俺はコムギが作った料理をダイニングの方にあるテーブルに運ぶのを手伝った。
「あれ?料理4つあるよ?」
「あっ、そうだった。昨日ツカサに紹介出来なかったけど、ここにはもう1人いるのよ。もうすぐ来るから、その時紹介するわね」
「わかった」
もう1人いたんだ……
コムギの料理がテーブルに並び終わった頃、1匹の黒猫がダイニングの方へ入って来た。
「おはよう、コム……ギ」
俺を見てビックリしたのか、尻尾が大きく逆立った。
「え?誰?コムギは?」
「あ、ネロ!来たのね、朝食出来てるわよ」
「うん、それよりコムギこの人は?」
「食べながら説明するから、席に着いて」
「……わかった」
ネロと呼ばれた黒猫は俺をチラッと見ると席に着いた、俺もコムギに促されて、席に着くと、マスターがやって来た。
「みんな、おはよう」
「マスター!おはよう!」
「マスターお、おはようございます」
「おはようございます」
「ツカサ、昨日は眠れたかい?」
「はい、大丈夫です」
「マスター、あの、この人は?」
「ああ、ネロは昨日遅くに帰って来たから紹介していなかったね。
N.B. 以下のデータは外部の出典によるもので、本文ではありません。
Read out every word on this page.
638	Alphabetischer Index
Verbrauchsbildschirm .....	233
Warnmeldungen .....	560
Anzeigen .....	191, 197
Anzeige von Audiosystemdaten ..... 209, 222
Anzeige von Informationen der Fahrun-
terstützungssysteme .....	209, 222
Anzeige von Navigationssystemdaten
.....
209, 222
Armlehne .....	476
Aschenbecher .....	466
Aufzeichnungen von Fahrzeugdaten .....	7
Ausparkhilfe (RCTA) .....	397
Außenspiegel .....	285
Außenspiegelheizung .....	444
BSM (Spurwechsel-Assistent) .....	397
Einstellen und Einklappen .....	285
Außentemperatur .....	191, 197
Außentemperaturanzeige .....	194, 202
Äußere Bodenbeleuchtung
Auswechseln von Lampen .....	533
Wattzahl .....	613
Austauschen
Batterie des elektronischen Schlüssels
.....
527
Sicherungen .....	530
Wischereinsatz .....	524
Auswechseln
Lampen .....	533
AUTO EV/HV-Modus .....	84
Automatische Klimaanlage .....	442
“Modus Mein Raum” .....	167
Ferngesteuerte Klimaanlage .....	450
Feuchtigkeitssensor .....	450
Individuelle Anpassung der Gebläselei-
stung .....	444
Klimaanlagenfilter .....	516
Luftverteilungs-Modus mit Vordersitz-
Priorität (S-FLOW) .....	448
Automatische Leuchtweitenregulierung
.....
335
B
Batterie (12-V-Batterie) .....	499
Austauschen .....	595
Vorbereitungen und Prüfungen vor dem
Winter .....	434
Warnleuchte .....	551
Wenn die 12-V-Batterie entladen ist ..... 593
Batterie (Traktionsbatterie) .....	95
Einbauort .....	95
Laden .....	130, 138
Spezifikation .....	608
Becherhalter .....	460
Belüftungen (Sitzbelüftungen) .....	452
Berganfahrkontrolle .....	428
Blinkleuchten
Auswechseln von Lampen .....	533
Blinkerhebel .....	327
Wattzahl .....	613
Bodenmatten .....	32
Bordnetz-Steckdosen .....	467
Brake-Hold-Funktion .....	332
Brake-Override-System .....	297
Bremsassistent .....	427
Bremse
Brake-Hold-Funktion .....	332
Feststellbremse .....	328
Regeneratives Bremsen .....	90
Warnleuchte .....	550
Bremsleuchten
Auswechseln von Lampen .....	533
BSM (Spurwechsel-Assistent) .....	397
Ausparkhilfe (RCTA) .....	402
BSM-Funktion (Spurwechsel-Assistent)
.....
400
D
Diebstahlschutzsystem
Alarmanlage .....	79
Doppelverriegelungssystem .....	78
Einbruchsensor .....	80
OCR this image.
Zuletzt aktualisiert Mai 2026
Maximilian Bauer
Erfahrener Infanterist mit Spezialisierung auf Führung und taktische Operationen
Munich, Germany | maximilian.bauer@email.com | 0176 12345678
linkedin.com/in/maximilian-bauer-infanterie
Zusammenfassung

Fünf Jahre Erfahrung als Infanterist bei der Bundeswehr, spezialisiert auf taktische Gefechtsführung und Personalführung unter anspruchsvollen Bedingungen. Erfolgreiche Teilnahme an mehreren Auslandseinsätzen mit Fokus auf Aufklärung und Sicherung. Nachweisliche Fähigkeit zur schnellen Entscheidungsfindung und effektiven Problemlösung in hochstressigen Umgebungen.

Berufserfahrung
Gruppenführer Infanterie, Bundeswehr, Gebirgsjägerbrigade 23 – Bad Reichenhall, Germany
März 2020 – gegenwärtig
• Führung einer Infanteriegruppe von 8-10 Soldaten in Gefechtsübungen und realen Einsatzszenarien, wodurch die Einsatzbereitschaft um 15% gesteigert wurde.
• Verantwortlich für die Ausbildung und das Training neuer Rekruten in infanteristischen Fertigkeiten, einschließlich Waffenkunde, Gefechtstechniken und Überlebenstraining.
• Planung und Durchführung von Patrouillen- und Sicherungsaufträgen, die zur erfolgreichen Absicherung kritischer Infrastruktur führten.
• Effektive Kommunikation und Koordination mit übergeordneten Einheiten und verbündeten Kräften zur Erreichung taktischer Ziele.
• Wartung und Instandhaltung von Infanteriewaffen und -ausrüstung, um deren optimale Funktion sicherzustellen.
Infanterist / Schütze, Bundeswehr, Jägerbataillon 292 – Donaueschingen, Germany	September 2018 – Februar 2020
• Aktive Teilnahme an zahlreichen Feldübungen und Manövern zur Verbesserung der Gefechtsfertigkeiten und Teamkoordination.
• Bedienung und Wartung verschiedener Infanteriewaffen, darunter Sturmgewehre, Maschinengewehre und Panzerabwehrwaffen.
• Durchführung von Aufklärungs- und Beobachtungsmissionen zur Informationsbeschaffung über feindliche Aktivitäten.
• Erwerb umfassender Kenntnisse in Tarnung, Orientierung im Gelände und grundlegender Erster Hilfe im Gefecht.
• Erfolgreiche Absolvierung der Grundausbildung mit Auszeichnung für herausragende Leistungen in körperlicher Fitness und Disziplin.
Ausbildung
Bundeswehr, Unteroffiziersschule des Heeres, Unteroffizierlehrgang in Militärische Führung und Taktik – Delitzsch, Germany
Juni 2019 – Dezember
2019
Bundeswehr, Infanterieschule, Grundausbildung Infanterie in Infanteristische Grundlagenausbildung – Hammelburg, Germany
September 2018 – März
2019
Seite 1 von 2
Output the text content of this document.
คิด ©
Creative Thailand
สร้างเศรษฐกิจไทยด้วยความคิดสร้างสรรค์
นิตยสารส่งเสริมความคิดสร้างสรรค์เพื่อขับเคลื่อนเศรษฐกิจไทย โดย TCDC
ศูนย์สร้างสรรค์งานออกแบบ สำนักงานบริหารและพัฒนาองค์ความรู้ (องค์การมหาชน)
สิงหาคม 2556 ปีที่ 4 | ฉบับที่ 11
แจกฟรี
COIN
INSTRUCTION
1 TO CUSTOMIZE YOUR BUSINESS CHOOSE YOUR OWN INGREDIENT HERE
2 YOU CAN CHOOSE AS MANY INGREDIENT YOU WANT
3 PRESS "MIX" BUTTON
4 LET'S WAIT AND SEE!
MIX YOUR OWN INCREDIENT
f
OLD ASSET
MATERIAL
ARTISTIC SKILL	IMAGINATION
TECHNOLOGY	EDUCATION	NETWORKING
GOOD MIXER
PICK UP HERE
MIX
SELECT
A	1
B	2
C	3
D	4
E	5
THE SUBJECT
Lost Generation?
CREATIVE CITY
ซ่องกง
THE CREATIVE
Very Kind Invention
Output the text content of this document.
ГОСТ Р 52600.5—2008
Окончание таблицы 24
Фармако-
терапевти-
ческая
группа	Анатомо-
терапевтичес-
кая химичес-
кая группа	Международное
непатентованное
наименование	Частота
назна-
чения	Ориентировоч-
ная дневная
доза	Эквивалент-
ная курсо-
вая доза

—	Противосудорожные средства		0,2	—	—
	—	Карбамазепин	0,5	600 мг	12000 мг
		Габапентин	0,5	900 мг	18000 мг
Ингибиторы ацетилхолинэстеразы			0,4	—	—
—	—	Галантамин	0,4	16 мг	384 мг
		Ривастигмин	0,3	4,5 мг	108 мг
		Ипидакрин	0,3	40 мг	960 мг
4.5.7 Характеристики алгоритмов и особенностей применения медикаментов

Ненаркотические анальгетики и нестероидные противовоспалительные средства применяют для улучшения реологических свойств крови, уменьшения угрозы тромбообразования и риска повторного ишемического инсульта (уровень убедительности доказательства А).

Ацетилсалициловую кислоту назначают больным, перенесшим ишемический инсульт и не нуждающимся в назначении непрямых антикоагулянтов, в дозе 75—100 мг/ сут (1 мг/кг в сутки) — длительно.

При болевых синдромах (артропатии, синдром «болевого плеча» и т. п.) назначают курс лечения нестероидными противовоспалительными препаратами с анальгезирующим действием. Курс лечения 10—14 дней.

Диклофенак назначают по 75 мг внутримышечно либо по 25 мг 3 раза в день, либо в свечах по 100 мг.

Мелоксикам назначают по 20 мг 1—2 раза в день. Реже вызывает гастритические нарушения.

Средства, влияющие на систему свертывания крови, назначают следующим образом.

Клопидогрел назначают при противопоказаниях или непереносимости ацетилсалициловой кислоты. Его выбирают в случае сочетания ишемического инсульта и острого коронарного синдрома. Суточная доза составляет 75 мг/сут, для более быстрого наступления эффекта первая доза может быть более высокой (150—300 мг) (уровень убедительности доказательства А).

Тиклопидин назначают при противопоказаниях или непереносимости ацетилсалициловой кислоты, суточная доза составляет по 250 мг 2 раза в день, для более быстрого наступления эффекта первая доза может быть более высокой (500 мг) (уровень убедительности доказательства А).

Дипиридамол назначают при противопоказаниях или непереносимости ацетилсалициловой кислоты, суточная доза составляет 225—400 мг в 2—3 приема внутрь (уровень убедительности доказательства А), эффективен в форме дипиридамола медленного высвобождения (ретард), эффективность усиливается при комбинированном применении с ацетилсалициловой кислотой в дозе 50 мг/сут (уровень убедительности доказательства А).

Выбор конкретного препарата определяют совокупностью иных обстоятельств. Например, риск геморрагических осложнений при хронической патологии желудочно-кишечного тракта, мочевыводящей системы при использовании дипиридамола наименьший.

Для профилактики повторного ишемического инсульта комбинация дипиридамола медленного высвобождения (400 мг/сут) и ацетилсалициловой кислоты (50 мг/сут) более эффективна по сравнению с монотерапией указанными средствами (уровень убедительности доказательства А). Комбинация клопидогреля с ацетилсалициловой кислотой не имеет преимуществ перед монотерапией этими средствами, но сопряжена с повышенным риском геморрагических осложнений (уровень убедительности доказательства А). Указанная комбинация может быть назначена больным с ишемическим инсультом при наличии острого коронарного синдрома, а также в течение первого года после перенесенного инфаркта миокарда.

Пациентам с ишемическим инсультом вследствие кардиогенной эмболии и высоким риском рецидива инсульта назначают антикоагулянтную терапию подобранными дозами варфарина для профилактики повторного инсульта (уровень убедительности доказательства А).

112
彼はツカサ、コムギが連れて来た迷い人だよ」
「迷い人……コムギが連れて来たの?」
「そうよ。昨日のお使いの帰りに、偶然見つけたの!彼もこれからは一緒だから、ネロも色々教えてあげてね!」
ネロがこちらを見たので、俺は挨拶した。
「司です、これからお世話になります。よろしくお願いします」
「あ、僕はネロ。よ、よろしく」
ネロは多分コムギと同じくらいの男の子で、ちょっと人見知りで大人しい子のようだ。
挨拶を交わした後は、コムギが作った朝食を食べた。スクランブルエッグにベーコン、パンに牛乳。俺がいた世界と変わらない…。
ベーコンの端っこが少し焦げていたけど、全部ちゃんと美味しかった。
朝食を食べたら、俺はコムギと買い出しに出かける事になっている。
この世界、どんな感じなんだろう、不安と不思議な世界に対する好奇心が、少しだけ湧き上がる。
俺はコムギに連れられて町に出た。